Wed September 13, 2000 - Northeast Edition
Construction Equipment Guide


Time and tide wait for no man: so agrees Stan Thompson of Thompson Brothers Pile Corporation of Huntington, NY.

And he should know.

Thompson, a specialist in marine construction, is building a revetment (a facing of stone, cement, sandbags, etc. built to protect a wall or embankment) 300 ft. (90 m) long and as high as 45 ft. (14 m), on the shore of Huntington Harbor. Problem is, with the base being set 6 ft. (1.8 m) below the low tide water mark, he has only a six-hour window of opportunity in which to construct sections of the base before the tide comes rolling back in.

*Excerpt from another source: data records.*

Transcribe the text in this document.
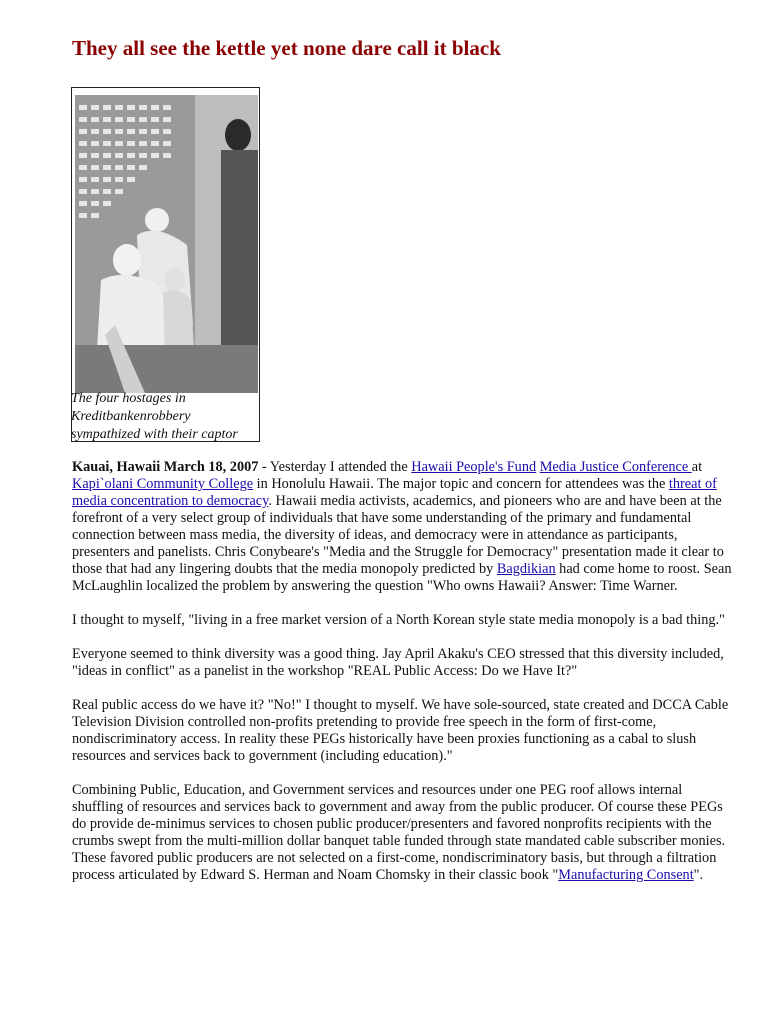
They all see the kettle yet none dare call it black
The four hostages in
Kreditbankenrobbery
sympathized with their captor

Kauai, Hawaii March 18, 2007 - Yesterday I attended the Hawaii People's Fund Media Justice Conference at Kapi`olani Community College in Honolulu Hawaii. The major topic and concern for attendees was the threat of media concentration to democracy. Hawaii media activists, academics, and pioneers who are and have been at the forefront of a very select group of individuals that have some understanding of the primary and fundamental connection between mass media, the diversity of ideas, and democracy were in attendance as participants, presenters and panelists. Chris Conybeare's "Media and the Struggle for Democracy" presentation made it clear to those that had any lingering doubts that the media monopoly predicted by Bagdikian had come home to roost. Sean McLaughlin localized the problem by answering the question "Who owns Hawaii? Answer: Time Warner.

I thought to myself, "living in a free market version of a North Korean style state media monopoly is a bad thing."

Everyone seemed to think diversity was a good thing. Jay April Akaku's CEO stressed that this diversity included, "ideas in conflict" as a panelist in the workshop "REAL Public Access: Do we Have It?"

Real public access do we have it? "No!" I thought to myself. We have sole-sourced, state created and DCCA Cable Television Division controlled non-profits pretending to provide free speech in the form of first-come, nondiscriminatory access. In reality these PEGs historically have been proxies functioning as a cabal to slush resources and services back to government (including education)."

Combining Public, Education, and Government services and resources under one PEG roof allows internal shuffling of resources and services back to government and away from the public producer. Of course these PEGs do provide de-minimus services to chosen public producer/presenters and favored nonprofits recipients with the crumbs swept from the multi-million dollar banquet table funded through state mandated cable subscriber monies. These favored public producers are not selected on a first-come, nondiscriminatory basis, but through a filtration process articulated by Edward S. Herman and Noam Chomsky in their classic book "Manufacturing Consent".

By trial and error, Thompson discovered he could dig a 4 ft. (1.2 m) wide, 25- to 30-ft. (7.5 to 9 m) long trench, line it with filter fabric, layer the bottom with 30- to 50-lb. (14 to 23 kg) grade stone, and then place the 4- to 5-ton (3.6 to 4.5 t) toe stones before the tide returned. The action of the returning tide neatly filled the trench with sand around the toe stones, providing a perfect erosion barrier at the base of the revetment.

Attaching a Bodine heavy-duty grapple to his Yutani 240 hydraulic excavator allowed Thompson to take maximum advantage of his window of opportunity. “Maneuvering the rocks with a bucket or using chains was both clumsy and dangerous, and we could never precisely place the rock; the finished revetment is much neater when constructed with a grapple, and the grapple takes much less time.” said Thompson.

“The grapple allows me not only to quickly construct the base, but it also allows me to piece together the 3- to 4-ton capstones, all the way up the embankment, like a jigsaw puzzle,” he added.

Thompson would normally construct a 20-ft. (6 m) high barrier, the private, $150,000 contract specified the barrier be 45 ft. (13 m) high at one end to protect the neighbor’s sea wall from erosion.

According to Rick Heiser, project foreman, the contract started in January and finished in early May. “Without the Bodine grapple, we would have been working all summer,” he said. “After the fabric and base stone is laid on the hillside, it’s child’s play to fit in the capstones with the grapple, and sometimes, in nice weather, it’s even fun.”

Stan Thompson, along with his brother John, started Thompson Brothers Pile Corp. in 1972, specializing in all types of marine construction, including but not limited to timber and steel bulk-heading, docks and marinas. In the late 1970s, John Thompson broke away, moved to Las Vegas and started Thompson Machinery Sales, a dealership in heavy construction equipment.

In the late 1980s, Stan began to specialize in stone work.